[computer-go] Monte-Carlo for Tactical Search

Magnus Persson magnus.persson at phmp.se
Fri Sep 1 01:49:17 PDT 2006


Quoting Darren Cook <darren at dcook.org>:

>> Global search is fine, as long as it does something more than just
>> playing out games until the end - of course, even that might be a
>> misconception of mine.
>> And while others are working to improve the search in general, I'd like
>> to think about the things needed in an evaluation function, ...
>
> This is interesting because my viewpoint is very different: I think
> global search should always search to the end of the game.

Here we might have problem with terminology. I would like to keep apart global
search from the simulations in monte carlo go. Global search searches 
positions
systematically from the root. A position is a leaf in the global search 
when all
further moves are part of independent random searches i.e the simulations.

> The reason why you *have* to search to the end of the game is that
> evaluation before then is *too* difficult.

I agree. Even if you have a program that makes a lot of local tactical search
and other traditional evaluation things correctly it is very hard to make a
correct evaluation of the global situation because 1 + 1 does not equal 2 in
go. I tried to do that for about 15 years.

Here is my "proof" why Monte Carlo go work. If a move is good against perfect
play in go, then it is probably also pretty good against a random player even
if I myself is a random player. But sometimes a bad move is good against a
random player so one cannot expect pure MC-evaluation 1ply to be solution
itself, that is the evaluation is only positively correlated with perfect
evaluation. (actually the best move against random play is almost always a bad
move, but since MC lets both players play randomly this is not a big problem.
Well perhaps can one increase the strength of an mc program with having better
moves for the opponent but still play random for the programs color. If a move
is good against a better than random player even I myslf play randomly 
then the
move must be really good...)

But global search of any evaluation-function is stronger than 1-ply search.
So global search with MC-evaluation is a good thing.
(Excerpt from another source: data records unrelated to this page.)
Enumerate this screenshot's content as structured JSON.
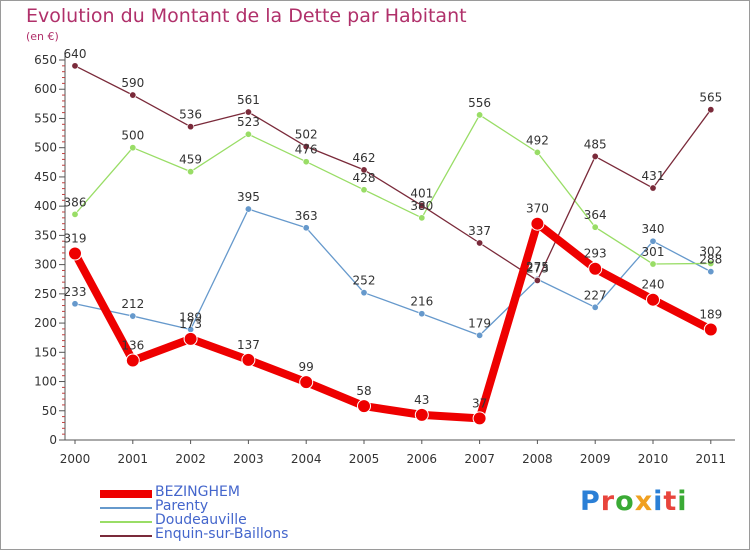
{
  "title": "Evolution du Montant de la Dette par Habitant",
  "unit": "(en €)",
  "logo": {
    "text": "Proxiti",
    "letter_colors": [
      "#2a7fd6",
      "#e8453c",
      "#3aaa35",
      "#f0a020",
      "#2a7fd6",
      "#e8453c",
      "#3aaa35"
    ]
  },
  "chart_data": {
    "type": "line",
    "title": "Evolution du Montant de la Dette par Habitant",
    "ylabel": "(en €)",
    "categories": [
      "2000",
      "2001",
      "2002",
      "2003",
      "2004",
      "2005",
      "2006",
      "2007",
      "2008",
      "2009",
      "2010",
      "2011"
    ],
    "ylim": [
      0,
      650
    ],
    "yticks": [
      0,
      50,
      100,
      150,
      200,
      250,
      300,
      350,
      400,
      450,
      500,
      550,
      600,
      650
    ],
    "grid": "none",
    "legend_position": "bottom-left",
    "series": [
      {
        "name": "BEZINGHEM",
        "color": "#ee0000",
        "emphasis": true,
        "values": [
          319,
          136,
          173,
          137,
          99,
          58,
          43,
          37,
          370,
          293,
          240,
          189
        ]
      },
      {
        "name": "Parenty",
        "color": "#6699cc",
        "emphasis": false,
        "values": [
          233,
          212,
          189,
          395,
          363,
          252,
          216,
          179,
          275,
          227,
          340,
          288
        ]
      },
      {
        "name": "Doudeauville",
        "color": "#99dd66",
        "emphasis": false,
        "values": [
          386,
          500,
          459,
          523,
          476,
          428,
          380,
          556,
          492,
          364,
          301,
          302
        ]
      },
      {
        "name": "Enquin-sur-Baillons",
        "color": "#7a2a3a",
        "emphasis": false,
        "values": [
          640,
          590,
          536,
          561,
          502,
          462,
          401,
          337,
          273,
          485,
          431,
          565
        ]
      }
    ]
  }
}
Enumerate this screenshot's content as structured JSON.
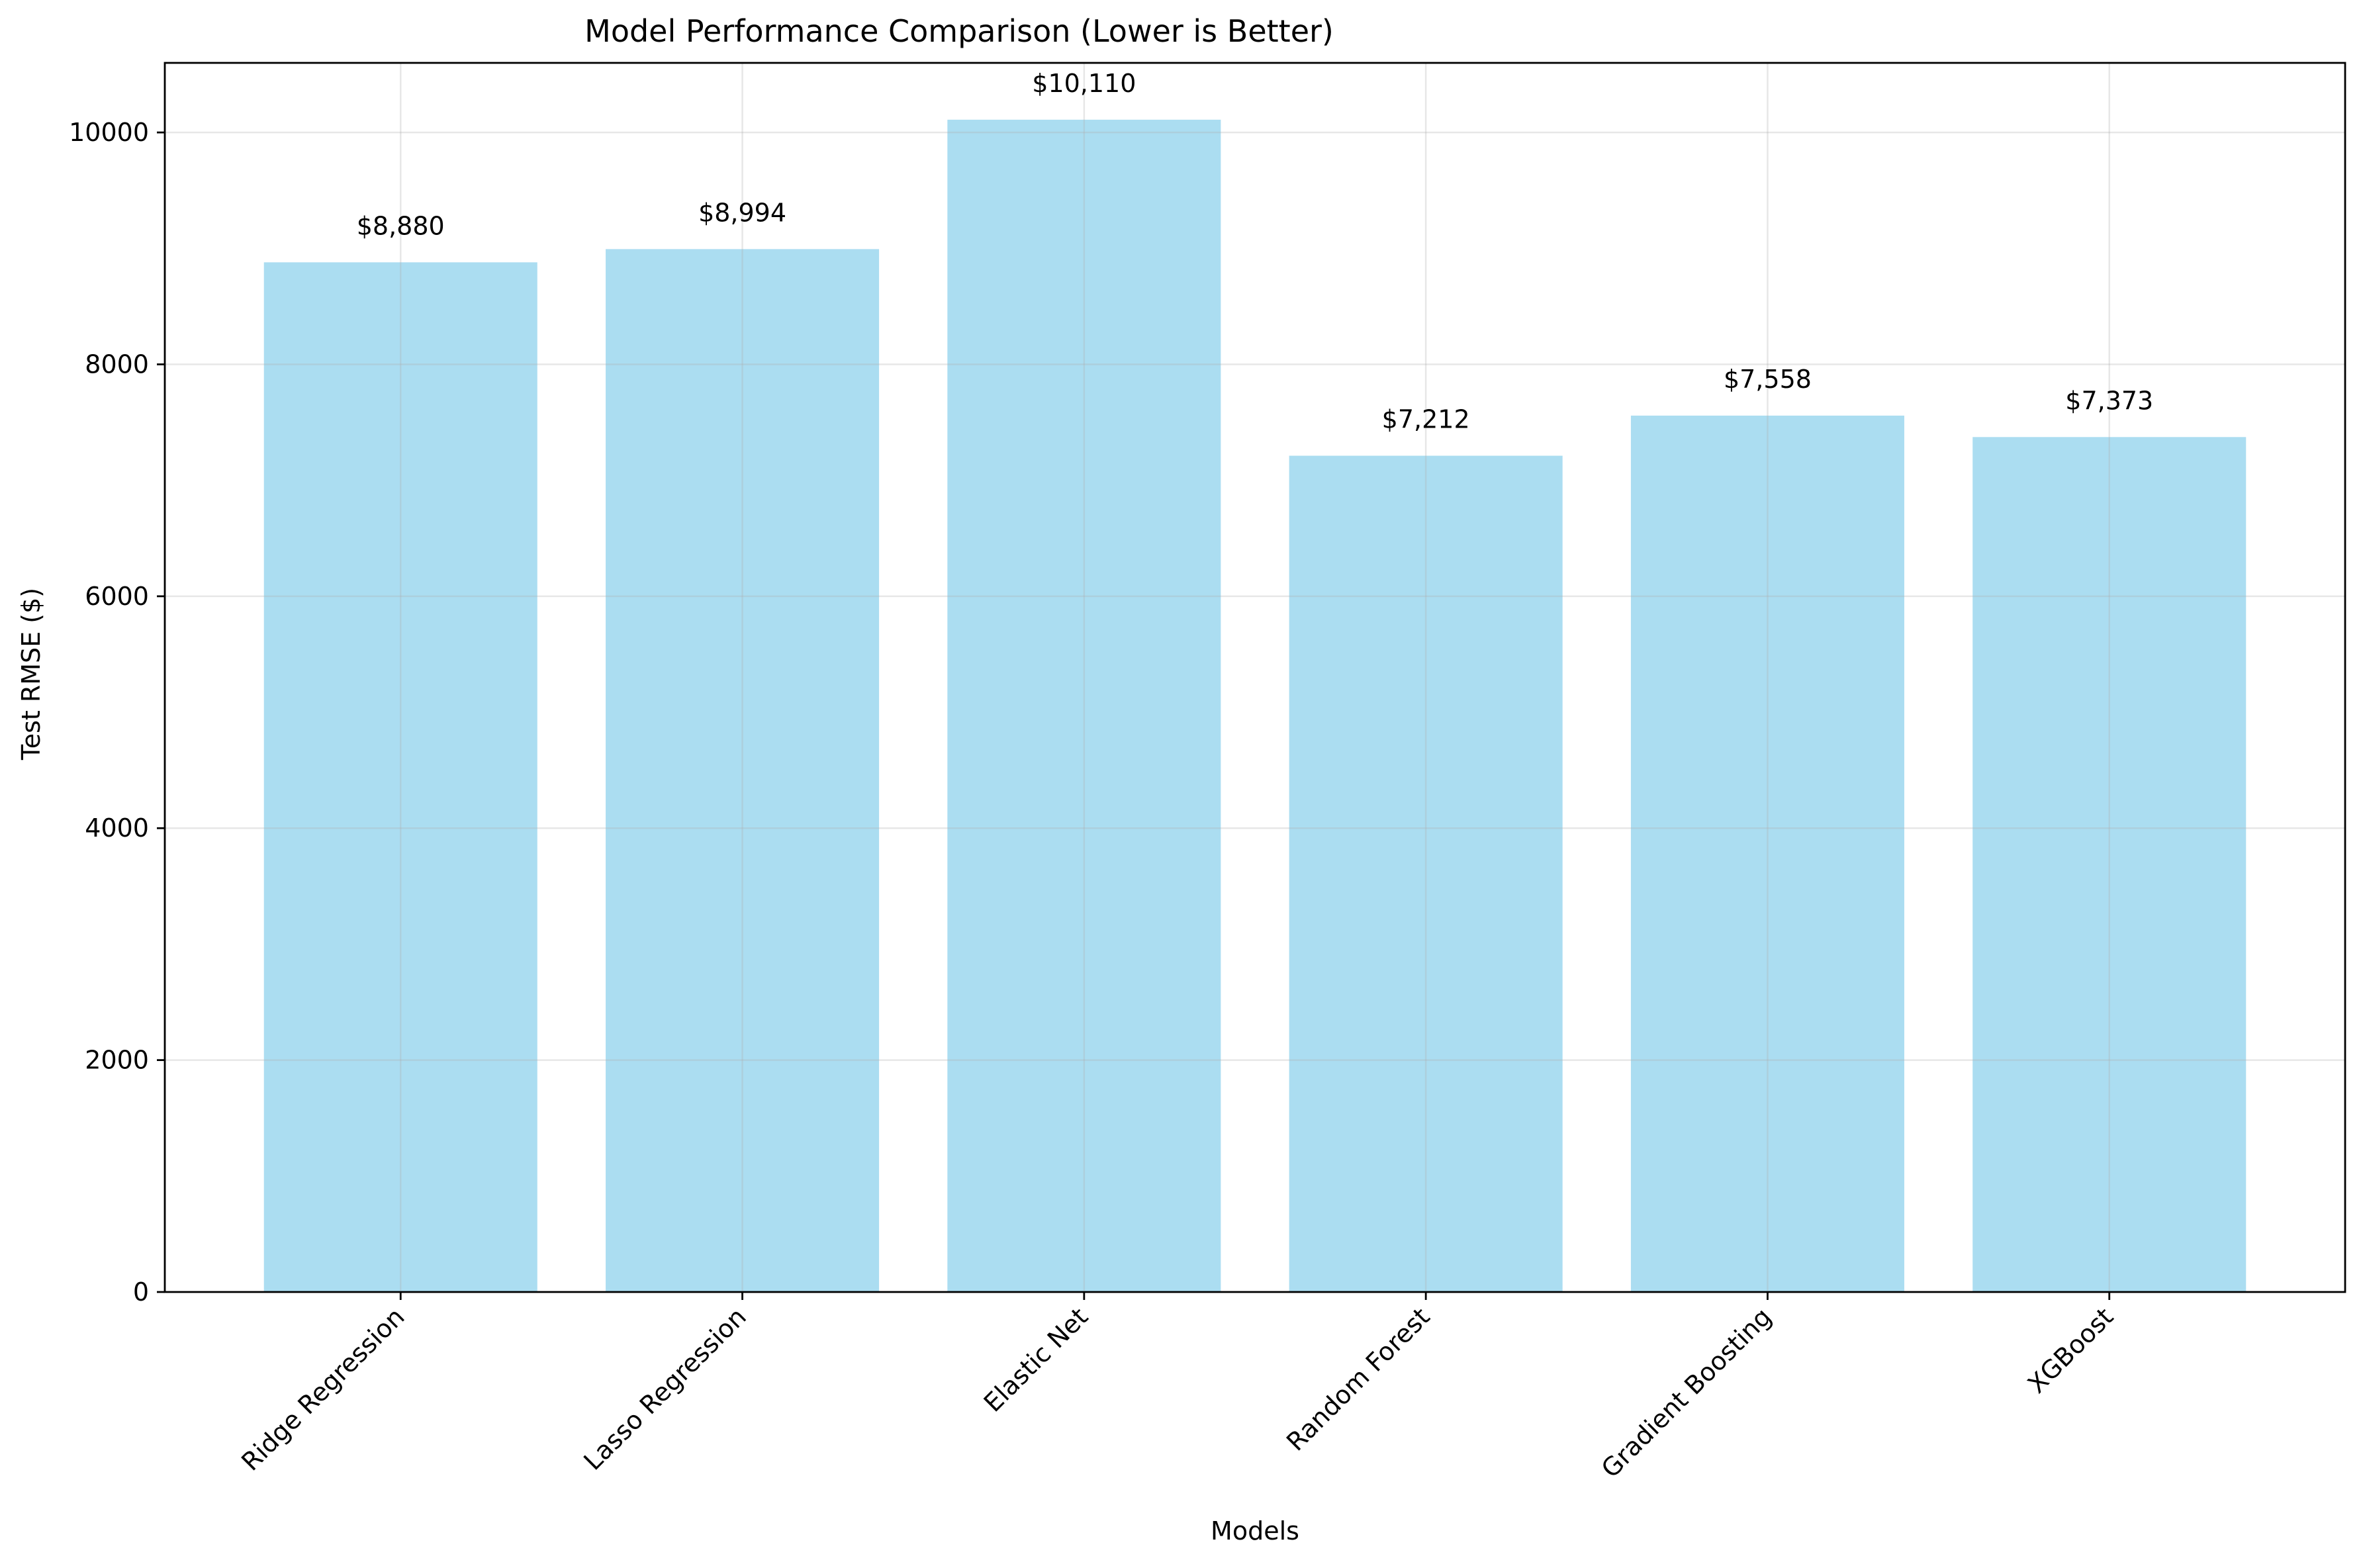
{
  "chart_data": {
    "type": "bar",
    "title": "Model Performance Comparison (Lower is Better)",
    "xlabel": "Models",
    "ylabel": "Test RMSE ($)",
    "categories": [
      "Ridge Regression",
      "Lasso Regression",
      "Elastic Net",
      "Random Forest",
      "Gradient Boosting",
      "XGBoost"
    ],
    "values": [
      8880,
      8994,
      10110,
      7212,
      7558,
      7373
    ],
    "value_labels": [
      "$8,880",
      "$8,994",
      "$10,110",
      "$7,212",
      "$7,558",
      "$7,373"
    ],
    "ylim": [
      0,
      10600
    ],
    "yticks": [
      0,
      2000,
      4000,
      6000,
      8000,
      10000
    ],
    "ytick_labels": [
      "0",
      "2000",
      "4000",
      "6000",
      "8000",
      "10000"
    ],
    "grid": true,
    "bar_color": "#87CEEB",
    "bar_opacity": 0.7,
    "xtick_rotation_deg": 45
  }
}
The practical problem then how good it is and how good it can become.

Right now I am thinking on: Exactly where in the global search tree should the
next simulation be played? What do we do with the information we gain 
from each
simulation to change the state of the global search. Can information gained in
the global search help to improve the simulations? At all parts of search go
knowledge can probably be applied in many ways. But how and what?

Sofar the UCT-method is very simple and elegant, but I have not yet tried to
improve it. That is Valkyria reached a rating of 1700 with a global 
search that
only prunes the moves that are pruned in the simulation, and otherwise expands
the tree without using any knowledge at all.
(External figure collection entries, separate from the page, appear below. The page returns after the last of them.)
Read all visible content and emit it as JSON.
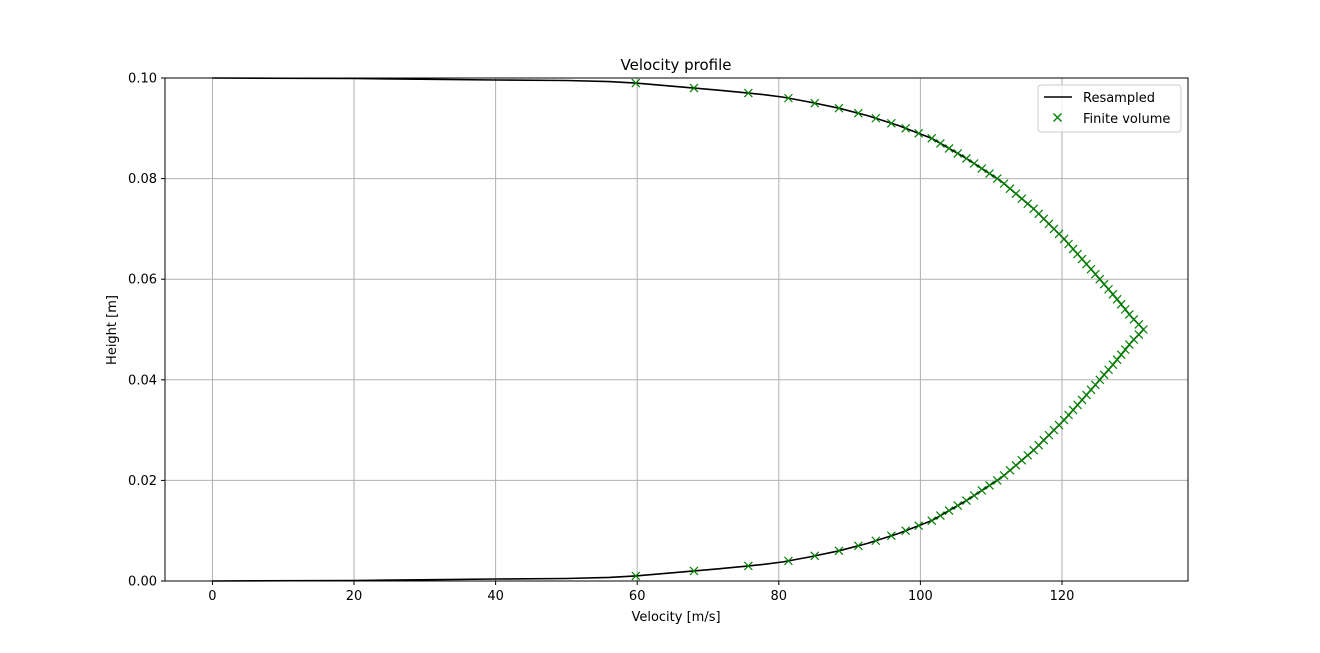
{
  "chart_data": {
    "type": "line",
    "title": "Velocity profile",
    "xlabel": "Velocity [m/s]",
    "ylabel": "Height [m]",
    "xlim": [
      -6.7,
      137.8
    ],
    "ylim": [
      0.0,
      0.1
    ],
    "xticks": [
      0,
      20,
      40,
      60,
      80,
      100,
      120
    ],
    "yticks": [
      0.0,
      0.02,
      0.04,
      0.06,
      0.08,
      0.1
    ],
    "xtick_labels": [
      "0",
      "20",
      "40",
      "60",
      "80",
      "100",
      "120"
    ],
    "ytick_labels": [
      "0.00",
      "0.02",
      "0.04",
      "0.06",
      "0.08",
      "0.10"
    ],
    "grid": true,
    "legend_position": "top-right",
    "legend": [
      {
        "label": "Resampled",
        "color": "#000000",
        "marker": "line"
      },
      {
        "label": "Finite volume",
        "color": "#008000",
        "marker": "x"
      }
    ],
    "series": [
      {
        "name": "Resampled",
        "kind": "line",
        "color": "#000000",
        "x": [
          0,
          20,
          40,
          50,
          56,
          59.8,
          71.3,
          75,
          77.8,
          80.6,
          84.4,
          88.5,
          92.6,
          97.0,
          101.6,
          106.5,
          111.4,
          116.0,
          120.3,
          124.1,
          127.5,
          129.8,
          131.2,
          131.5,
          131.2,
          129.8,
          127.5,
          124.1,
          120.3,
          116.0,
          111.4,
          106.5,
          101.6,
          97.0,
          92.6,
          88.5,
          84.4,
          80.6,
          77.8,
          75,
          71.3,
          59.8,
          56,
          50,
          40,
          20,
          0
        ],
        "y": [
          0.0,
          0.0001,
          0.0004,
          0.0005,
          0.0007,
          0.001,
          0.0024,
          0.0029,
          0.0033,
          0.0038,
          0.0048,
          0.006,
          0.0075,
          0.0095,
          0.012,
          0.016,
          0.0205,
          0.026,
          0.032,
          0.038,
          0.0435,
          0.0475,
          0.0495,
          0.05,
          0.0505,
          0.0525,
          0.0565,
          0.062,
          0.068,
          0.074,
          0.0795,
          0.084,
          0.088,
          0.0905,
          0.0925,
          0.094,
          0.0952,
          0.0962,
          0.0967,
          0.0971,
          0.0976,
          0.099,
          0.0993,
          0.0995,
          0.0996,
          0.0999,
          0.1
        ]
      },
      {
        "name": "Finite volume",
        "kind": "scatter",
        "marker": "x",
        "color": "#008000",
        "y_range": [
          0.001,
          0.099
        ],
        "count": 99,
        "x_rule": "interpolated from Resampled profile at each y"
      }
    ]
  }
}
The go knowledge that goes into my MC-programs is certainly the same 
knowledge I
would want to have in an traditional evaluation function. Tactical move 
ordering
is the same after the last random move, as it is in traditional local tactical
search. The difference is that the are often completely different trade-offs,
so the algorithms are different.

Finally I think it is possible to make a MC-program that plays stronger 
than any
current program on 19x19, because global search does not need to be deep to be
effective *if* the evaluation part is good enough. A MC-program that goes just
1-ply deep often behaves *as if* it was searching much deeper, that is the
beauty of it.

Yet another long post but I am going offline now for the weekend.